Scour is responsible for approximately 60% of all bridge collapses in the United States. Evaluating scour using empirical equations has proven inaccurate, particularly in fine-grained soils. Furthermore, evaluating scour potential based on site specific erosion testing can be uneconomic as erosion testing is time consuming. Many soil characteristics that affect soil erosion also influence soil electrical resistivity (ER) which can be measured in the field or in the laboratory. The objectives of this study were to assess if field and laboratory ER measurements can be used interchangeably for characterizing soil erodibility and the impact of saturation as expected during a flood event, on the ER based soil erodibility model. Twenty-one bridge sites were used for in situ electrical resistivity tomography (ERT) surveys and erosion testing. Supplementary ER measurements at varying degrees of saturation were also conducted using a soil box in the laboratory. It was found that ER values do not differ significantly when ERT is conducted on streambanks as opposed to fully saturated conditions.
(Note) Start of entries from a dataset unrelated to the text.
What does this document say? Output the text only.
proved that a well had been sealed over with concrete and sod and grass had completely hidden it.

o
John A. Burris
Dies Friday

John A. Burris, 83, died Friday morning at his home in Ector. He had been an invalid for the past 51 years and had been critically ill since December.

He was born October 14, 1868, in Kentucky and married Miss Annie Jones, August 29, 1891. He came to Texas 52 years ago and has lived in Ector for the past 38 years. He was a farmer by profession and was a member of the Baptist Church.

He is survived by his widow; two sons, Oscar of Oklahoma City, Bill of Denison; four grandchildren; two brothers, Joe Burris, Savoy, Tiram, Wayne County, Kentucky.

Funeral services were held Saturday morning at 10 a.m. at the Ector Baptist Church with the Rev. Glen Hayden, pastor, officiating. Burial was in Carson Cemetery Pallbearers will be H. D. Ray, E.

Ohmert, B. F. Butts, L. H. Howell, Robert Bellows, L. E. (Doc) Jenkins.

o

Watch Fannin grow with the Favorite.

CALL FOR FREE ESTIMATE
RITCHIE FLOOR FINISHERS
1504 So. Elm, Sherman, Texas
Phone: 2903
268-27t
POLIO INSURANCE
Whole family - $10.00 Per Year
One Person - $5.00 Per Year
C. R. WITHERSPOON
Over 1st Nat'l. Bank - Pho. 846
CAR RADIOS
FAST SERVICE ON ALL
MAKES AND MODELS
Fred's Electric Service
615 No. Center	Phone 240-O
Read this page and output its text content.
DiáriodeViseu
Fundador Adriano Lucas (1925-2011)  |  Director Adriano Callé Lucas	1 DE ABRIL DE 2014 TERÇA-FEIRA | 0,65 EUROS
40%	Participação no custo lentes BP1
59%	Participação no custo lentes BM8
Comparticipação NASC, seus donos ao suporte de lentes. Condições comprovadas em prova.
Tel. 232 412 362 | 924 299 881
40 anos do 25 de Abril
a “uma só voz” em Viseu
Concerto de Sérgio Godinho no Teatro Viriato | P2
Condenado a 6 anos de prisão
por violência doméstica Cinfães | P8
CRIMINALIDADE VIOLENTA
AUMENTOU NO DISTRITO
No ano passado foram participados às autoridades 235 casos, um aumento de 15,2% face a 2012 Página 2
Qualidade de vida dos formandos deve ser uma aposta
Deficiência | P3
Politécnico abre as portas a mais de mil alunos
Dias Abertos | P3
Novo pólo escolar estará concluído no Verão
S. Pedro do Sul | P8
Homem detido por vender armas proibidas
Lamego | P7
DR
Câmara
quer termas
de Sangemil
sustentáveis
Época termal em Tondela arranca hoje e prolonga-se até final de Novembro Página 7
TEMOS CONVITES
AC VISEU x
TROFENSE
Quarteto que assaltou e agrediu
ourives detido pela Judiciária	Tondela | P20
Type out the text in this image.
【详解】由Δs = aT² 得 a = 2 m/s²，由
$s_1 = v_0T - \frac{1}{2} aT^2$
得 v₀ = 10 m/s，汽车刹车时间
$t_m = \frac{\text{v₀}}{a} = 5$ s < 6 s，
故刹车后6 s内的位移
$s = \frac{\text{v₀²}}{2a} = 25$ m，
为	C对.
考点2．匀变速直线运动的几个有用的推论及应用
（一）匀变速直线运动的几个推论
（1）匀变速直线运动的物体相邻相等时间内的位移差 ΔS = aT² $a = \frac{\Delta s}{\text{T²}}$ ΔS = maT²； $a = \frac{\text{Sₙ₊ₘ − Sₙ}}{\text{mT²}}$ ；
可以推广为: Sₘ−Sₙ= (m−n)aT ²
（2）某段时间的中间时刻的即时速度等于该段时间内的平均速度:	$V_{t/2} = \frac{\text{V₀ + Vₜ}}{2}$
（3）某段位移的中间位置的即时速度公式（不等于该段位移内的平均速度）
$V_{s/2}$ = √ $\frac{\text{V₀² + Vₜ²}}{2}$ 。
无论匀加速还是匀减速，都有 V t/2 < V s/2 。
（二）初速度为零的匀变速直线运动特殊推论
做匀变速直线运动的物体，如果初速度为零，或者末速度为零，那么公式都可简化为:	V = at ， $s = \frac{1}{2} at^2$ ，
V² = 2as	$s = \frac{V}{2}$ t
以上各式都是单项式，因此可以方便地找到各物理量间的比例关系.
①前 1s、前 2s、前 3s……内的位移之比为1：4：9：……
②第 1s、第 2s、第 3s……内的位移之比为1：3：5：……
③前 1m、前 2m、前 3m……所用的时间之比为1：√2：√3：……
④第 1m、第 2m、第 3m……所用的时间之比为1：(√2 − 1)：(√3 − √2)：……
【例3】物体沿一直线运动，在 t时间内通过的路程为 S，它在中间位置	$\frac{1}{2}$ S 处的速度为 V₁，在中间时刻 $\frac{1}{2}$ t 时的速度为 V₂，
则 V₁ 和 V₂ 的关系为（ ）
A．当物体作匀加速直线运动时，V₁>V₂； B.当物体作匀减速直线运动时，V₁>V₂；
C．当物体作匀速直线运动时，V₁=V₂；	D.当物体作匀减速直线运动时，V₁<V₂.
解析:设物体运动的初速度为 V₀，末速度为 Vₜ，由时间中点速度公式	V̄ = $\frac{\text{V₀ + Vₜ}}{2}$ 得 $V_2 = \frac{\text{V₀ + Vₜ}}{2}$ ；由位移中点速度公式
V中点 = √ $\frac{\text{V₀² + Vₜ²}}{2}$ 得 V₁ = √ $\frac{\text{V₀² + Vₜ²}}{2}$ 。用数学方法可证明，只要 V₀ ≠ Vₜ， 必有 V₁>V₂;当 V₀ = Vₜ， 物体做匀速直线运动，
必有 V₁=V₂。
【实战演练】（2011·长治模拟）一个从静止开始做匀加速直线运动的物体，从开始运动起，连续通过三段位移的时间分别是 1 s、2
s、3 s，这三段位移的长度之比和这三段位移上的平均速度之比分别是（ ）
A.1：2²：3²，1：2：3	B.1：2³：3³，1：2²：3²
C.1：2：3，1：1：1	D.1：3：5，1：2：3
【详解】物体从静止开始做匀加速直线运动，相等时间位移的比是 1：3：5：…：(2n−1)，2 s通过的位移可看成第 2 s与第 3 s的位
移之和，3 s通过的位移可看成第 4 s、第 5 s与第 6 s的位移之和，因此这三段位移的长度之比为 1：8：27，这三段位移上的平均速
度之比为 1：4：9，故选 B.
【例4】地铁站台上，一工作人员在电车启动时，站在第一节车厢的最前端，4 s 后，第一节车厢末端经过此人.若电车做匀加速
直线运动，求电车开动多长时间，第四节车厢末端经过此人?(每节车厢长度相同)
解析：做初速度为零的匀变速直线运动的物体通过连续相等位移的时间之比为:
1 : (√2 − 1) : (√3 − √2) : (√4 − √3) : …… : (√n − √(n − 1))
A receiver operating characteristic curve and probability density function (PDF) were used to determine that soils with ER over 50 Ωm had an 87% probability of classifying as highly erodible based on this data set. Statistical tests also suggested that laboratory ER can be used as an alternative to field ERT surveys. While in situ ERT provides more information in terms of spatial variation in the subsurface, laboratory ER measurements on retrieved samples will allow transportation agencies to utilize the developed erodibility classifier model without the capital investment of an ERT system. Given the large number of bridges with scour susceptible foundations in the National Bridge Inventory, ER can be used to rapidly prioritize them for additional testing to measure the erosion potential or to characterize the soil erosion at proposed bridge sites.